On 02/03/2015 07:08 PM, Manuel Wolfshant wrote:
On 3 februarie 2015 20:59:39 EET, Stephen John Smoogen smooge@gmail.com wrote:
On 3 February 2015 at 07:56, Nux! nux@li.nux.ro wrote:
How about a variation on A:
- ask some of the main mirrors for push access, put those in order
and
make a new [centos-security] repo with a mirrorlist pointing just at
them.
Lucian
Speaking from working on the Red Hat/Fedora side of mirroring for a while... mirrors do not like to be pushed to. They also do not like having to run software that would initiate a pull if notified of new content. For most of them, this is a spare time, feel good item. They have no time and usually have to spend a good portion of the year explaining to their bosses why they even have a mirror to the internet since that costs someone a lot of money somewhere. So anything which adds to that workload is a minus.
With my mirror admin hat on, even if we do not accept pushes/notifications we'll gladly poll any designated upstream mirror with any frequency considered suitable by you . And we'll also host any additional repo (if needed) with any (decent) size.
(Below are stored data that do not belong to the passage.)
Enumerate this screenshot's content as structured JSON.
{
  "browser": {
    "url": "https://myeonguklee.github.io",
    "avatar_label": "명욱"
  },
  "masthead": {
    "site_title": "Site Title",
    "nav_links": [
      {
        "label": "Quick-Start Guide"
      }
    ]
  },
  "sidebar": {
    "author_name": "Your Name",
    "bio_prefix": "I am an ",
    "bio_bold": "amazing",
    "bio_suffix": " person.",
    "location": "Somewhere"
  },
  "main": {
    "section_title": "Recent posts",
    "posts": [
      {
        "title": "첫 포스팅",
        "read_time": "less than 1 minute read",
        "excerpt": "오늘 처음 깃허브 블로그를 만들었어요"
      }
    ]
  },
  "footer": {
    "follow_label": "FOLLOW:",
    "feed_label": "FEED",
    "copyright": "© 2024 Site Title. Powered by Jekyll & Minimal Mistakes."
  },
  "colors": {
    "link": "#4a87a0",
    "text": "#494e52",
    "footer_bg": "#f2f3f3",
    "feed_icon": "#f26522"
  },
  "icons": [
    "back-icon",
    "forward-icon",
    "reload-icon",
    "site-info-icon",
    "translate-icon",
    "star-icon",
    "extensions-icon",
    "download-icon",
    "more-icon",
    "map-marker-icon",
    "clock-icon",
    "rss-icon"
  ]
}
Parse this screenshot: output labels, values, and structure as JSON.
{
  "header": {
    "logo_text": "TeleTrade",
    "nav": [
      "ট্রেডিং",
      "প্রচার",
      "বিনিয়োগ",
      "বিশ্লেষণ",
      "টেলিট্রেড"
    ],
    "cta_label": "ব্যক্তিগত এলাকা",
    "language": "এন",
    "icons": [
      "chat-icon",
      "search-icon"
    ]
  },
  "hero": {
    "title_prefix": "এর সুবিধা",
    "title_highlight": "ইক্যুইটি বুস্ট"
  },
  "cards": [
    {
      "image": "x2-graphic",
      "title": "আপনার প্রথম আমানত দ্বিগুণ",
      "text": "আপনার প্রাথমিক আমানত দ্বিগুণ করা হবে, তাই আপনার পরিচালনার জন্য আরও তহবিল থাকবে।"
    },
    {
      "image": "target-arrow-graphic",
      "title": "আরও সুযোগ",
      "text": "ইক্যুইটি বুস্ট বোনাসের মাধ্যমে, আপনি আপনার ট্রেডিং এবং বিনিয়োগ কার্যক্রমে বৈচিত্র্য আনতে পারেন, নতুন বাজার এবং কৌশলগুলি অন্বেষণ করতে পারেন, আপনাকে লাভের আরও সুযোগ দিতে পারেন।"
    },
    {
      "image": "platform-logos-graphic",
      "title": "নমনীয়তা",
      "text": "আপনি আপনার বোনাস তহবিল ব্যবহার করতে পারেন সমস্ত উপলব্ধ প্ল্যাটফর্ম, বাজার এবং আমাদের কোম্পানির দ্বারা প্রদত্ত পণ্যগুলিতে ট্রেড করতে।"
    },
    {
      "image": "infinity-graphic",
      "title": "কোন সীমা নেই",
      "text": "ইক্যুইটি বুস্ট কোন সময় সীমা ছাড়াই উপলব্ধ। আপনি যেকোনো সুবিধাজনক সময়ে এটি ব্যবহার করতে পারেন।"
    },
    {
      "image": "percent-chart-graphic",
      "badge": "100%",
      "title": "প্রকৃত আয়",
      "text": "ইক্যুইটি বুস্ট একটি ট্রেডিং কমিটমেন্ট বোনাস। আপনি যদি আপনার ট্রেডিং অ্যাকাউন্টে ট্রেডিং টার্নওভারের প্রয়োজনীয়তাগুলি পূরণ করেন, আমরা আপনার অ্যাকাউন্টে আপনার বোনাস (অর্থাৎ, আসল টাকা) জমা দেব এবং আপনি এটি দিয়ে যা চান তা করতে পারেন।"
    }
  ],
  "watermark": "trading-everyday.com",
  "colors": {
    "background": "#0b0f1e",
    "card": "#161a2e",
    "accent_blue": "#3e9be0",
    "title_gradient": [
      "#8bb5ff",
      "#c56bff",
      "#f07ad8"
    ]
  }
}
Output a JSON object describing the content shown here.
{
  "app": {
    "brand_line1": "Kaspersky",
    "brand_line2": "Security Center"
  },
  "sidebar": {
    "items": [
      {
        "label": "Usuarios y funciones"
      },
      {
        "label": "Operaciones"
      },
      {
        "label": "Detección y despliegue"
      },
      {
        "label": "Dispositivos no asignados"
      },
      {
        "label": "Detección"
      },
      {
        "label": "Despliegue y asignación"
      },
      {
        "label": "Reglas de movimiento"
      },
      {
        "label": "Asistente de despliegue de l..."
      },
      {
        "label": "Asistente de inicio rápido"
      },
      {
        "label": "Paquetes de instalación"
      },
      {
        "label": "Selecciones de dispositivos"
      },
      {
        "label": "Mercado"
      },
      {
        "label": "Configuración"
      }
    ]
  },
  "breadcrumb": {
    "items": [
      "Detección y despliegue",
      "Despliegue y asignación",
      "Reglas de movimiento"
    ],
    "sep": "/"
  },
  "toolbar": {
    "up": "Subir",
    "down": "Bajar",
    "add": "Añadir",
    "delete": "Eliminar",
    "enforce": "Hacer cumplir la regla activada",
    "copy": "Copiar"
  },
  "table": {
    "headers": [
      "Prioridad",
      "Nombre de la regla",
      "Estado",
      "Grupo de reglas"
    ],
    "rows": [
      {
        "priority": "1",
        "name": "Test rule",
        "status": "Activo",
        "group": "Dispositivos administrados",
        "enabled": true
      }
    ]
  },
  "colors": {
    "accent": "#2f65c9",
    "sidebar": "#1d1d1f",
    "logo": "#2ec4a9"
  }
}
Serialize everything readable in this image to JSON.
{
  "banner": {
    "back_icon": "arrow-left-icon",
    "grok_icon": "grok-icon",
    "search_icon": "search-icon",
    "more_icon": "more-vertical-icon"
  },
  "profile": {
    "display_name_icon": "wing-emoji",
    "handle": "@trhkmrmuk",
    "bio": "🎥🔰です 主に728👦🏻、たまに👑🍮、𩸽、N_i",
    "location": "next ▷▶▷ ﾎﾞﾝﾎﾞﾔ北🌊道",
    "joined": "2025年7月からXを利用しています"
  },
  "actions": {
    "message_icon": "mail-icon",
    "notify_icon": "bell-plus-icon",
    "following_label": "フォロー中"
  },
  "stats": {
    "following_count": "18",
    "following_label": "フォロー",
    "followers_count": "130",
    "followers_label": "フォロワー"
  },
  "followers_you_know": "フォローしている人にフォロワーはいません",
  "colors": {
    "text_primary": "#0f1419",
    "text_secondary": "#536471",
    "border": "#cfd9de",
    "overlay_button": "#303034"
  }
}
The Debian mirror is already larger. Much larger :)
repeated polling is counter productive. for the 6 times the high-prio push was needed in the last year, its a waste to destroy mirror cache's every 10 min through the entire year.
having dedicated nodes to just push rsync targets is also bad - since those machines then dont deliver any user facing service ( or bandwdith ) for most of the time.